Ripercorriamo la storia dell’Eurovision Song Contest attraverso i suoi vincitori, dai primi anni fino alle edizioni più recenti. Un viaggio tra Paesi, artisti e cambiamenti che raccontano l’evoluzione della musica europea.
L’Eurovision Song Contest, spesso chiamato semplicemente Eurovision, è una delle competizioni musicali più longeve e seguite al mondo. Nato nel 1956 con l’obiettivo di unire i Paesi europei attraverso la musica, nel corso dei decenni è diventato un vero e proprio fenomeno culturale internazionale.
Ogni anno artisti provenienti da diverse nazioni si sfidano sul palco con brani originali, dando vita a uno spettacolo che combina musica, identità nazionale e intrattenimento televisivo.
Analizzando i dati complessivi delle vittorie dal 1956 ad oggi, emergono alcuni Paesi che hanno ottenuto risultati particolarmente significativi.
In cima alla classifica troviamo l’Irlanda e la Svezia, entrambe con 7 vittorie. L’Irlanda ha trionfato negli anni ‘70, ‘80 e soprattutto negli anni ‘90, con una serie impressionante di successi tra il 1992 e il 1996. La Svezia, invece, ha conquistato il primo posto in diverse epoche, con vittorie distribuite dal 1974 fino al 2023.
Subito dopo troviamo Lussemburgo, Francia e Regno Unito, ciascuno con 5 vittorie. Il Lussemburgo ha avuto il suo periodo d’oro tra gli anni ’60 e ’80, mentre la Francia ha ottenuto successi già nelle prime edizioni del concorso, a partire dal 1958. Anche il Regno Unito ha una lunga tradizione di risultati positivi, con vittorie distribuite dal 1967 fino al 1997.
Tra i Paesi con 4 vittorie troviamo Israele, Paesi Bassi e Norvegia. Israele ha ottenuto successi importanti tra il 1978 e il 2018, mentre i Paesi Bassi sono stati protagonisti già nelle primissime edizioni.
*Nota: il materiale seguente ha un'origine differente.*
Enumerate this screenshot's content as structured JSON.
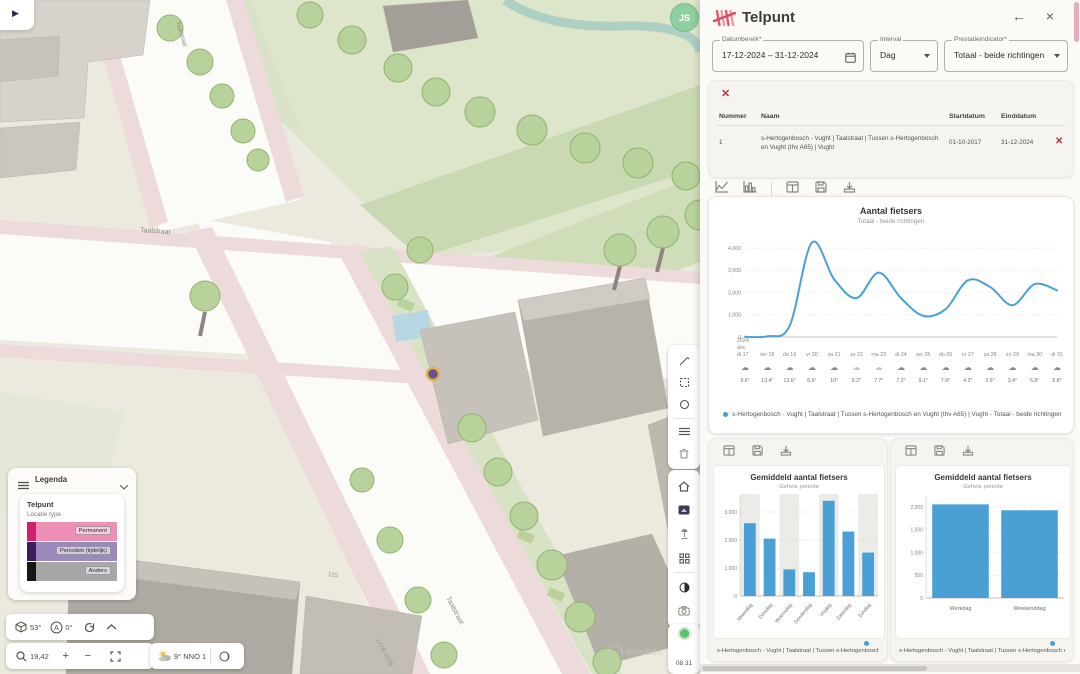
{
  "colors": {
    "accent": "#4aa0d5",
    "brand_pink": "#e0596e",
    "danger": "#b23a48",
    "tree_green": "#b8d29b",
    "road_white": "#fbfbf7"
  },
  "icons": {
    "back_arrow": "←",
    "close_x": "×",
    "play": "▶",
    "cloud": "☁",
    "plus": "+",
    "minus": "−",
    "row_delete": "✕",
    "clear_selection": "✕"
  },
  "map": {
    "avatar_initials": "JS",
    "road_labels": [
      "Taalstraat",
      "Taalstraat",
      "Taalstraat"
    ],
    "parcel_label": "127A-127B",
    "building_label": "125",
    "attribution": "mapbox",
    "clock": "08 31",
    "legend": {
      "header": "Legenda",
      "group_title": "Telpunt",
      "group_subtitle": "Locatie type",
      "items": [
        {
          "label": "Permanent",
          "fill": "#ee8fb5",
          "edge": "#d2206e"
        },
        {
          "label": "Periodiek (tijdelijk)",
          "fill": "#9d8abc",
          "edge": "#3c1e5c"
        },
        {
          "label": "Anders",
          "fill": "#a7a7a7",
          "edge": "#161616"
        }
      ]
    },
    "controls": {
      "pitch": "53°",
      "bearing": "0°",
      "zoom_level": "19,42"
    },
    "weather_widget": "9° NNO 1"
  },
  "panel": {
    "title": "Telpunt",
    "filters": {
      "date_range": {
        "label": "Datumbereik*",
        "value": "17-12-2024  – 31-12-2024"
      },
      "interval": {
        "label": "Interval",
        "value": "Dag"
      },
      "indicator": {
        "label": "Prestatieindicator*",
        "value": "Totaal - beide richtingen"
      }
    },
    "selection_table": {
      "headers": {
        "nummer": "Nummer",
        "naam": "Naam",
        "startdatum": "Startdatum",
        "einddatum": "Einddatum"
      },
      "rows": [
        {
          "nummer": "1",
          "naam": "s-Hertogenbosch - Vught | Taalstraat | Tussen s-Hertogenbosch en Vught (thv A65) | Vught",
          "startdatum": "01-10-2017",
          "einddatum": "31-12-2024"
        }
      ]
    },
    "series_legend": "s-Hertogenbosch - Vught | Taalstraat | Tussen s-Hertogenbosch en Vught (thv A65) | Vught - Totaal - beide richtingen",
    "series_legend_short": "s-Hertogenbosch - Vught | Taalstraat | Tussen s-Hertogenbosch en Vught (thv A65) | Vught"
  },
  "chart_data": [
    {
      "type": "line",
      "title": "Aantal fietsers",
      "subtitle": "Totaal - beide richtingen",
      "x_prefix": [
        "2024",
        "dec"
      ],
      "categories": [
        "di 17",
        "wo 18",
        "do 19",
        "vr 20",
        "za 21",
        "zo 22",
        "ma 23",
        "di 24",
        "wo 25",
        "do 26",
        "vr 27",
        "za 28",
        "zo 29",
        "ma 30",
        "di 31"
      ],
      "values": [
        10,
        30,
        500,
        4250,
        2600,
        1750,
        2900,
        1750,
        950,
        1250,
        2550,
        2250,
        1430,
        2380,
        2100
      ],
      "weather": [
        "rain",
        "rain",
        "rain",
        "rain",
        "rain",
        "cloud",
        "cloud",
        "rain",
        "rain",
        "rain",
        "rain",
        "rain",
        "rain",
        "rain",
        "rain"
      ],
      "temperatures": [
        "9.6°",
        "13.4°",
        "13.6°",
        "6.6°",
        "10°",
        "9.2°",
        "7.7°",
        "7.2°",
        "9.1°",
        "7.9°",
        "4.3°",
        "0.6°",
        "3.4°",
        "5.8°",
        "6.8°"
      ],
      "ylim": [
        0,
        4500
      ],
      "yticks": [
        0,
        1000,
        2000,
        3000,
        4000
      ],
      "grid": "dotted-horizontal",
      "legend_position": "bottom",
      "line_color": "#4aa0d5"
    },
    {
      "type": "bar",
      "title": "Gemiddeld aantal fietsers",
      "subtitle": "Gehele periode",
      "categories": [
        "Maandag",
        "Dinsdag",
        "Woensdag",
        "Donderdag",
        "Vrijdag",
        "Zaterdag",
        "Zondag"
      ],
      "values": [
        2600,
        2050,
        950,
        850,
        3400,
        2300,
        1550
      ],
      "ylim": [
        0,
        3500
      ],
      "yticks": [
        0,
        1000,
        2000,
        3000
      ],
      "grid": "dotted-horizontal",
      "banded_columns": true,
      "bar_color": "#4aa0d5"
    },
    {
      "type": "bar",
      "title": "Gemiddeld aantal fietsers",
      "subtitle": "Gehele periode",
      "categories": [
        "Werkdag",
        "Weekenddag"
      ],
      "values": [
        2060,
        1930
      ],
      "ylim": [
        0,
        2200
      ],
      "yticks": [
        0,
        500,
        1000,
        1500,
        2000
      ],
      "grid": "dotted-horizontal",
      "banded_columns": false,
      "bar_color": "#4aa0d5"
    }
  ]
}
La Norvegia, invece, ha alternato periodi di vittoria tra il 1985 e il 2021.
Con 3 vittorie ciascuno troviamo Danimarca, Italia, Svizzera e Ucraina. Questi Paesi hanno ottenuto successi in periodi diversi, dimostrando come l’Eurovision sia un concorso estremamente flessibile e dinamico.
Da Sanremo all’Eurovision: anche l’Italia ha avuto storicamente un ruolo di primo piano nella competizione canora che è direttamente collegabile al Festival nazionale. Tocca proprio al vincitore di Sanremo, infatti, prendere parte alla gara continentale.
La prima vittoria italiana risale al 1964 con il brano “Non ho l’età” di Gigliola Cinquetti, seguita dal successo del 1990 firmato da Toto Cutugno e il suo inno patriottico “Un italiano”. Dopo un lungo periodo di assenza dai primi posti, l’Italia è tornata protagonista nel 2021, confermando la capacità del Paese di rinnovarsi e competere con le nuove tendenze musicali europee. In questo caso ad assicurarsi il premio è stato un gruppo emergente, i Maneskin, con il singolo “Zitti e buoni”.
Oltre alle vittorie, l’Italia ha spesso e volentieri fatto bella figura nella kermesse con tre secondi posti e quattro bronzi, contribuendo con artisti e brani che hanno lasciato un segno nella memoria del pubblico europeo. Limitandoci agli anni più recenti, vanno citati come esempio il quarto posto di Marco Mengoni del 2023 ma anche il sesto posto di Mahmood e Blanco del 2022 o il settimo di Angelina Mango del 2024.
L’ultima edizione è stata vinta dal cantautore austriaco di origini filippine JJ con il brano “Wasted Love”. Prima ancora avevano trovato gloria lo svizzero Nemo, la svedese Loreen e nel 2022 – nell’edizione tenutasi a Torino – la Kalush Orchestra, un duo musicale ucraino.
Menzione speciale per Loreen, prima e finora unica donna a vantare due affermazioni all’Eurovision: prima dell’ultimo successo con canzone “Tattoo”, aveva festeggiato anche nel 2012 con “Euphoria”. Il primato assoluto, però, spetta all’irlandese Johnny Logan che ha vinto due volte come interprete – nel 1980 e nel 1987 – e poi una volta anche come autore.